While Wallace did not single out specific conservatives, many of Bundy's biggest champions work for Fox News. Fox News' senior judicial analyst, Andrew Napolitano, called Bundy a "patriotic, heroic American." Fox News correspondent Todd Starnes defended Bundy by claiming "they used to string folks up" for what the government did to Bundy.
And Fox News host Sean Hannity spent weeks pushing Bundy's cause and hosted him multiple times. His fervent support for Bundy drew criticism and mockery, causing Hannity to respond that "we're not ashamed of our coverage. We're actually proud of our coverage." When the racist tirade surfaced, however, Hannity was forced to renounce Bundy's comments, while claiming government overreach is still the real issue.
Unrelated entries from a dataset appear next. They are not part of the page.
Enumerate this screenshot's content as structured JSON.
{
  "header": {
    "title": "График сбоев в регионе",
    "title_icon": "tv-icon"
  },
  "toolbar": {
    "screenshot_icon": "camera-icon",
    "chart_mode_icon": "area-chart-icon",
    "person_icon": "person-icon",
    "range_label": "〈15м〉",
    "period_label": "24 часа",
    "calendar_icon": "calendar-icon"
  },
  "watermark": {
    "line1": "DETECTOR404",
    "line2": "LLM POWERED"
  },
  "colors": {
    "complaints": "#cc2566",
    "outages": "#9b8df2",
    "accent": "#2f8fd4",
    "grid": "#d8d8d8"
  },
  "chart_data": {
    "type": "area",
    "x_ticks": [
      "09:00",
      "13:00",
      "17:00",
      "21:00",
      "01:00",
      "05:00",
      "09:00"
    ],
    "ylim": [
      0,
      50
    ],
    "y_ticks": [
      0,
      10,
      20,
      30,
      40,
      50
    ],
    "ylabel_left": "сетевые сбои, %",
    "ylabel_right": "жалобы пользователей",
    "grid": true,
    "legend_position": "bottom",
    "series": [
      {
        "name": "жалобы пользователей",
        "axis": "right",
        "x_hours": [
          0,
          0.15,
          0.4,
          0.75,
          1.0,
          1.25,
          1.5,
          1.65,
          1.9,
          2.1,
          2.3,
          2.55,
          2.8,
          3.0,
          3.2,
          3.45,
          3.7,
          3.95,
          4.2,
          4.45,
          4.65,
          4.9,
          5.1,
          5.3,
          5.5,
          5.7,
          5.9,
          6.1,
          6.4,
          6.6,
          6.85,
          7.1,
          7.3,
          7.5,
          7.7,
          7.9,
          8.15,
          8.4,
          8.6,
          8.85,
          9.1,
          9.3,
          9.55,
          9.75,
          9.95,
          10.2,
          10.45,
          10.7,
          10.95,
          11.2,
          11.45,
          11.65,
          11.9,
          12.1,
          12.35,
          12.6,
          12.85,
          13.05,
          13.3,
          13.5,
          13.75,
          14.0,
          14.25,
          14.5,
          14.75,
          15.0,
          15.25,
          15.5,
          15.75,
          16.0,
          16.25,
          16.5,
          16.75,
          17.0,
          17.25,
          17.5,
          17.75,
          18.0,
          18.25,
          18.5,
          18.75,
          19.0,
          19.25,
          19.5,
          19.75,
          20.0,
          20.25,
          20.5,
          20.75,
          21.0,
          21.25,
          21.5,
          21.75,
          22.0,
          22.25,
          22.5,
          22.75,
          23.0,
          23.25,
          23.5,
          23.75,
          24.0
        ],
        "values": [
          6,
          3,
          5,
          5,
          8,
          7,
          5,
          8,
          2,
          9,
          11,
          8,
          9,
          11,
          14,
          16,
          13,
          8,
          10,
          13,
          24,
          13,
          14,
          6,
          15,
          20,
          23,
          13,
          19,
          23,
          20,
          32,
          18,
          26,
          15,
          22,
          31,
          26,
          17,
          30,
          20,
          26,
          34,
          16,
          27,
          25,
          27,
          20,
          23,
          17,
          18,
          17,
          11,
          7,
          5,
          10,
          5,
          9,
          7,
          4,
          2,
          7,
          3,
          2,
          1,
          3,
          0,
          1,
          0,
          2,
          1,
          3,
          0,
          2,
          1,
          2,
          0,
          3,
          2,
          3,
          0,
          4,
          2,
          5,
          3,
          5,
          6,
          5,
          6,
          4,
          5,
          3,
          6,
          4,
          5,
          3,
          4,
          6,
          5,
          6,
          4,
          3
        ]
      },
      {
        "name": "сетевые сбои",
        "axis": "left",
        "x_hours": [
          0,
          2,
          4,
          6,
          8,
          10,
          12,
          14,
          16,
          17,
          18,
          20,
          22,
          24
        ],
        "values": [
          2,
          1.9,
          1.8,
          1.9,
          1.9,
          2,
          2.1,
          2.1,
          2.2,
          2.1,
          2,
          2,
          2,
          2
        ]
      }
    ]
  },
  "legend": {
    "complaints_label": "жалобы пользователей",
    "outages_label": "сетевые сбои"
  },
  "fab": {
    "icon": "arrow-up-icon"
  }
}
From the April 25 edition of Salem Radio Network's The Mike Gallagher Show:
GALLAGHER: From day one, I said let's not get too excited about this guy. We don't know anything about him. He's not exactly -- this is probably not a guy who could be -- is the poster child for being folk hero status. That's what I said.
WALLACE: Well, that's wise. Because I must say, some of your colleagues on the conservative side jumped on this bandwagon way too quickly, way too -- and, you know, I've never quite understood why this guy was a hero. I mean I understand you say, "Well, government overreach, big government." But as Charles Krauthammer said yesterday, "You know, if I wanted to graze my sheep in Central Park, do I have a right to do that?"
GALLAGHER: Right. But everything about what people don't like about the government came to fruition in this story.
WALLACE: Well wait a minute. The guy had had judgments against him. They went to court. I don't know, we have a system. You go to court. If you don't like what the court does, then you appeal it in the court. He'd been in the courts for ten years and the courts kept ruling against him.
WALLACE: I'm not saying that the government acted perfectly. On the other hand, I don't know that you make a hero out of a guy who, you know, look. There are obligations. It would be like saying, "Well, I'm not going to allow myself to be screened at the airport. Because that's government overreach."
GALLAGHER: No, you're right. You're right.
WALLACE: Guess what? You're going to be put in jail.